Here's a drawing of the general situation:
If there are k people between Juanita (J) and Carlos (C), then if J is in the left most position, C will be in the (k + 1) position. We then slide J and C along, always with k people between them. When C is in the right-most position, position n, J is (k + 1) positions away, or in position [n - (k + 1)]. This helps show that there are [n - (k + 1)] different ways that J and C can have k people between them in a line with n people in all.

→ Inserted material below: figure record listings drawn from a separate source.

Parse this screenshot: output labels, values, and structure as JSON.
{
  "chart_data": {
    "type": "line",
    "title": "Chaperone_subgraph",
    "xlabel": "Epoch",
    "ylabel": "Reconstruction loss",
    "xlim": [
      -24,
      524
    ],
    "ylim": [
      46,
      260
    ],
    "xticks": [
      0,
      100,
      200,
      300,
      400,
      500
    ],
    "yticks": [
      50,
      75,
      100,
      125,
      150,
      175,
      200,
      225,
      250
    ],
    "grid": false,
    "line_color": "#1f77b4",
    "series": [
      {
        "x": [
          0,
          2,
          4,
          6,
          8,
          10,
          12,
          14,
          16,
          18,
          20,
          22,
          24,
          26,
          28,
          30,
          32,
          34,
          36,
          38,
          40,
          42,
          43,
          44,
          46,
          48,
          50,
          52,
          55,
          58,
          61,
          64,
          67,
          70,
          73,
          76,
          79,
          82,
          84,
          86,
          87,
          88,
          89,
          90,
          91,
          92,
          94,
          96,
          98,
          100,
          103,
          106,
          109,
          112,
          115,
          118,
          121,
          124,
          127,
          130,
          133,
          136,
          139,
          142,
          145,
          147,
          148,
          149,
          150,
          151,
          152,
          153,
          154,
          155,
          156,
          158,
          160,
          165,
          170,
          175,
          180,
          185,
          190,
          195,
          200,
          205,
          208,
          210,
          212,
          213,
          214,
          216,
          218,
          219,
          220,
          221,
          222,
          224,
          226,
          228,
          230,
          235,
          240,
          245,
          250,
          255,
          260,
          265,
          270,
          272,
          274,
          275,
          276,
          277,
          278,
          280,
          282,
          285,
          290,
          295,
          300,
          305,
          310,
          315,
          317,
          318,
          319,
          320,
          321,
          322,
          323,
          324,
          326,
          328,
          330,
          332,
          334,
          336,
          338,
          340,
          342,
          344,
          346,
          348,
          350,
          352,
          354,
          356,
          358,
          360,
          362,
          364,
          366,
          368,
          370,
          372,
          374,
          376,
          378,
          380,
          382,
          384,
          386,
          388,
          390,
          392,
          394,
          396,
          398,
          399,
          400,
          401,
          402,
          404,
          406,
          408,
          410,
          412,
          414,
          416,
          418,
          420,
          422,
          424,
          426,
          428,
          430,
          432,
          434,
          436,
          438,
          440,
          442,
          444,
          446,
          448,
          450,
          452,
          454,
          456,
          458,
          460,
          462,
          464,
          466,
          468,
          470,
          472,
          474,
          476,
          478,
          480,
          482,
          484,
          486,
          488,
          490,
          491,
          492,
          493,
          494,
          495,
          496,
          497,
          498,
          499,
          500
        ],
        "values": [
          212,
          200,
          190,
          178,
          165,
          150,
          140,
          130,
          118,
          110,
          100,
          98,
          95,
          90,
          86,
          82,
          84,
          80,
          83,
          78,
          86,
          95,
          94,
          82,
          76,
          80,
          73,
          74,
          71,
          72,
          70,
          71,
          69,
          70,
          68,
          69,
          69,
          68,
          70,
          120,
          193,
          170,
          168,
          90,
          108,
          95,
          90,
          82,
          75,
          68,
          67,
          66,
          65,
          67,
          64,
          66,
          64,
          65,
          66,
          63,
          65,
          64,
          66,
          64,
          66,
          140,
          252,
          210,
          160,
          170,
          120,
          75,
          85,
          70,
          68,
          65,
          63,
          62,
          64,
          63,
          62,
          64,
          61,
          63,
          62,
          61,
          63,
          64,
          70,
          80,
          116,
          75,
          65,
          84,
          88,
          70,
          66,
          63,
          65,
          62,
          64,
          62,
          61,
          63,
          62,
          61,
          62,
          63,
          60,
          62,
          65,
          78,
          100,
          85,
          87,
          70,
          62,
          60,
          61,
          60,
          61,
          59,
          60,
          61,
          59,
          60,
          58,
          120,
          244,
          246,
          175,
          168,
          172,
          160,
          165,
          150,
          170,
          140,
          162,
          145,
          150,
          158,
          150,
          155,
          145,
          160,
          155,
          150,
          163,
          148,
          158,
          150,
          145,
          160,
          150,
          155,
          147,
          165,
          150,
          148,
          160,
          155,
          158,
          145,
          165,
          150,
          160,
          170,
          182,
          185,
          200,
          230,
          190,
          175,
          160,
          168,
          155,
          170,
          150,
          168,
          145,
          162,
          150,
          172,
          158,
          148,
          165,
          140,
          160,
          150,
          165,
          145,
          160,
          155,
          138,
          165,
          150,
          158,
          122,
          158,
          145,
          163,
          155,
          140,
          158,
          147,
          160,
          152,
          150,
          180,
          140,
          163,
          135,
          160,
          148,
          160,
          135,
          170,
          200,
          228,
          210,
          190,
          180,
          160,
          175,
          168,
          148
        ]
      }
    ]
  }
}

For each of those positions, J and C can switch positions in 2! = 2 ways. Finally, the remaining n - 2 people can be arranged in (n - 2)! ways. We use the multiplication principle, multiplying the three values, because each is independent of the others.
Note the restrictions on the variables n and k: 0<=k<=(n-2).
2. There are 171 possible 4-digit codes.
To solve the problem, determine the number of possible rows where the first push could have occurred and then determine the number of possible pushes in each row. We must consider cases because not all rows have the same number of buttons available.
Label the rows A, B, C, and D, top to bottom, for ease of discussion. We cannot begin in row A (1,2,3) because there is no row above it. Thus, we have three rows as possible starting rows.
Case I: Begin in row B or C.
In these rows, there are 3 buttons to choose from for the first push. Moving up one row, to A or B, respectively, also yields 3 buttons to choose from for the second and third pushes. Finally, returning to the original row for the last push, there are 3 buttons to choose from. This gives us 2*3*3*3*3 = 2*3^4 = 162 dif ferent 4-digit codes.
Case II: Begin in row D.
Here there is just one choice for the first push, the button with digit 0. Moving up to row C, there are 3 buttons to choose from for the second and third pushes. Finally, returning to row D for the last push, there is 1 button to push. This gives us 1*1*3*3*1 = 3^2 = 9 different 4-digit codes.
(a) 1, 3, 9
S1 = 1! = 1, S2 = 1! + 2! = 1 + 2 = 3, S3 = 1! + 2! + 3! = 1 + 2 + 6 = 9.
(b) n = 1 and n = 3
We continue the pattern begun in (a):
S4 = 1! + 2! + 3! + 4! = 1 + 2 + 6 + 24 = 33, and
S5 = 1! + 2! + 3! + 4! + 5! = 1 + 2 + 6 + 24 + 120 = 153.
S6 = 1! + 2! + 3! + 4! + 5! + 6! = 1 + 2 + 6 + 24 + 120 + 720 = 873.
Notice that for the sums S5 and beyond, we will always be adding terms that are multiples of 10. Thus, the sums S5 and beyond will always have a units digit of 3. But the units digits of perfect squares repeat the pattern 1, 4, 9, 6, 5, 6, 9, 4, 1, 0, so no perfect square has 3 as its units digit. This means that the only perfect square sums are when n = 1 and n =3, as shown in (a).